Mag auch daran liegen, dass Sophia mit dem Typen abhängt und alles andere danach in den Hintergrund tritt. Freundinnen, Mutter, selbst die fanatische Mrs Franklin mit ihren Drohbriefen - alles auf einmal zweitrangig. Genauso die Stimmen, deren Problematik in den Hintergrund tritt und die irgendwann nur noch als fahle Art dienen, den Plot voranzutreiben

Zwischendurch gibt es so pseudomäßiges Foreshadowing, das aber auch nicht wirklich gelungen ist und sich in immer wieder demselben Aufbau verirrt. Manche davon verlaufen auch einfach im Sand. Never mind.

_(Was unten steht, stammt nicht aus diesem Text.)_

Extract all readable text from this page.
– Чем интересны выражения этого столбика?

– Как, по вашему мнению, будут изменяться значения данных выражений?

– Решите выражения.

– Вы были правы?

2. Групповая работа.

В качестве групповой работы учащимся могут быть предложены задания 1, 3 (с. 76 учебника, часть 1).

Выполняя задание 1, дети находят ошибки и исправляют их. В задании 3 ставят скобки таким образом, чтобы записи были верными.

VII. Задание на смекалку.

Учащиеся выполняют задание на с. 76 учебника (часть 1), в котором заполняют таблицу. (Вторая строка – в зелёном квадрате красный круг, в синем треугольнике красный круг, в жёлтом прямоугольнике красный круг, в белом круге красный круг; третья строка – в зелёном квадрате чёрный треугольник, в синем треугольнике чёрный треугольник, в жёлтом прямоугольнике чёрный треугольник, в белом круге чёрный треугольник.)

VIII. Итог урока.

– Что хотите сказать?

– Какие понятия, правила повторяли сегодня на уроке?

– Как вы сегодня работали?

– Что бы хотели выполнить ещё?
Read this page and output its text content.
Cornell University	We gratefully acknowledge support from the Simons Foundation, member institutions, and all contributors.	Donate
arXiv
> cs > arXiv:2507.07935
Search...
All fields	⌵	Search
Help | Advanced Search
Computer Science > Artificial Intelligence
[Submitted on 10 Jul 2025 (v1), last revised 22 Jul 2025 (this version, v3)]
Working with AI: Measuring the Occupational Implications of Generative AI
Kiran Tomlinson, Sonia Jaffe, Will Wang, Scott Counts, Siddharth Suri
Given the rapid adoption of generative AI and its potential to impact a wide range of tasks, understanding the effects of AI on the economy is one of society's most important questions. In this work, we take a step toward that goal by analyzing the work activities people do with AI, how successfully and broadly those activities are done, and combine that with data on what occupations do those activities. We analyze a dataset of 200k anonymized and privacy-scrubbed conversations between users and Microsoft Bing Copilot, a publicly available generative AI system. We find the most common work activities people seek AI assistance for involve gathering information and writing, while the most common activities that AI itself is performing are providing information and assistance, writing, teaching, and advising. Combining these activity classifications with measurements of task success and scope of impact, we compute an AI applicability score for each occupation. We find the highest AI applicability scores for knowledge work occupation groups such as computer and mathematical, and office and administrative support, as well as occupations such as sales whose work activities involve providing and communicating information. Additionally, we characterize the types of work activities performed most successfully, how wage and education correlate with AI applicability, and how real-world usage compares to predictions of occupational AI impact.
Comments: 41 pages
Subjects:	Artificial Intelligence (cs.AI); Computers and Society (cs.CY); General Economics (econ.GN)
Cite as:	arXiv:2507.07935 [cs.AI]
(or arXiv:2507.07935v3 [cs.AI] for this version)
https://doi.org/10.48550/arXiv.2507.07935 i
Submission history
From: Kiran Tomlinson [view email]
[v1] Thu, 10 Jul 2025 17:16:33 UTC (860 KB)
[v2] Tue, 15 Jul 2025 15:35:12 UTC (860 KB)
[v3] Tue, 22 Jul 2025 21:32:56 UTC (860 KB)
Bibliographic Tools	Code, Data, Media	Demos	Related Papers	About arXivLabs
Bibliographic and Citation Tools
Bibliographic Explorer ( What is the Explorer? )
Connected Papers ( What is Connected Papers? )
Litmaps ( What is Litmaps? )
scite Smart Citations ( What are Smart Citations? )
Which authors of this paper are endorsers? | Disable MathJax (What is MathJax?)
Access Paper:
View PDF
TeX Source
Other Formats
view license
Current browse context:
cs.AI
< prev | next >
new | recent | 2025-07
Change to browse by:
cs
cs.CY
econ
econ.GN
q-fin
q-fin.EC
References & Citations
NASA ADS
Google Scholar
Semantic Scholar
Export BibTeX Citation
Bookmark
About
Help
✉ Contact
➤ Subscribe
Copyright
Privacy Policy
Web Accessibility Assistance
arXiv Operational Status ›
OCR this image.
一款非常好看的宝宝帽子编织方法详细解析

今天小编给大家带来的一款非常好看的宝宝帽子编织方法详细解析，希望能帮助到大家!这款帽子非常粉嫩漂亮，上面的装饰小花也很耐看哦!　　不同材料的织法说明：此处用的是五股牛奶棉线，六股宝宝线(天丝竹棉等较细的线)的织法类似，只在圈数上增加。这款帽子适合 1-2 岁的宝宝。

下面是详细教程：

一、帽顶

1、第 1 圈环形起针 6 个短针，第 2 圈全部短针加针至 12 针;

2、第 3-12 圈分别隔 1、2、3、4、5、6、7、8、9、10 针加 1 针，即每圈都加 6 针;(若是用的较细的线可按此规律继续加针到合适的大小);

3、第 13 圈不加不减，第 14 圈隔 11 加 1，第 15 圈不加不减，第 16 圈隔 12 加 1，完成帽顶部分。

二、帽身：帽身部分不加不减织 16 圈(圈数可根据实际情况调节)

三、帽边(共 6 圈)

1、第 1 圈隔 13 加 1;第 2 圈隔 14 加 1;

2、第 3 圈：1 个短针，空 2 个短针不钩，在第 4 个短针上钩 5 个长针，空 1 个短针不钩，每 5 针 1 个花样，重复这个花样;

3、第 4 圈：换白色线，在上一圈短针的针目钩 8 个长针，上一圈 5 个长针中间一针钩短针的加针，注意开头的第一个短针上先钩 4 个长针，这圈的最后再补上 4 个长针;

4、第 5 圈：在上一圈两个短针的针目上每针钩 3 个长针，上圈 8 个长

Ich habe die Handlung auch einfach nicht verstanden. Die Geschehnisse wirkten willkürlich und ergaben für mich oft überhaupt keinen Sinn, die Zusammenhänge wirkten konstruiert und vieles an den Haaren herbeigezogen. Dazu ein komplexes World Building, bei dem ich auch nicht immer so ganz mitkam. Und teilweise machten die Geschehnisse einfach null. Sinn. Nada.

Nicht, dass die Geschichte nicht an sich Potenzial gehabt hätte, zumindest in manchen Aspekten. Ein, zwei Nebencharaktere zeigen auch durchaus Ansatz für Tiefe. Aber die meiste Zeit dachte ich bei Wendungen nur noch "Bitte was?!".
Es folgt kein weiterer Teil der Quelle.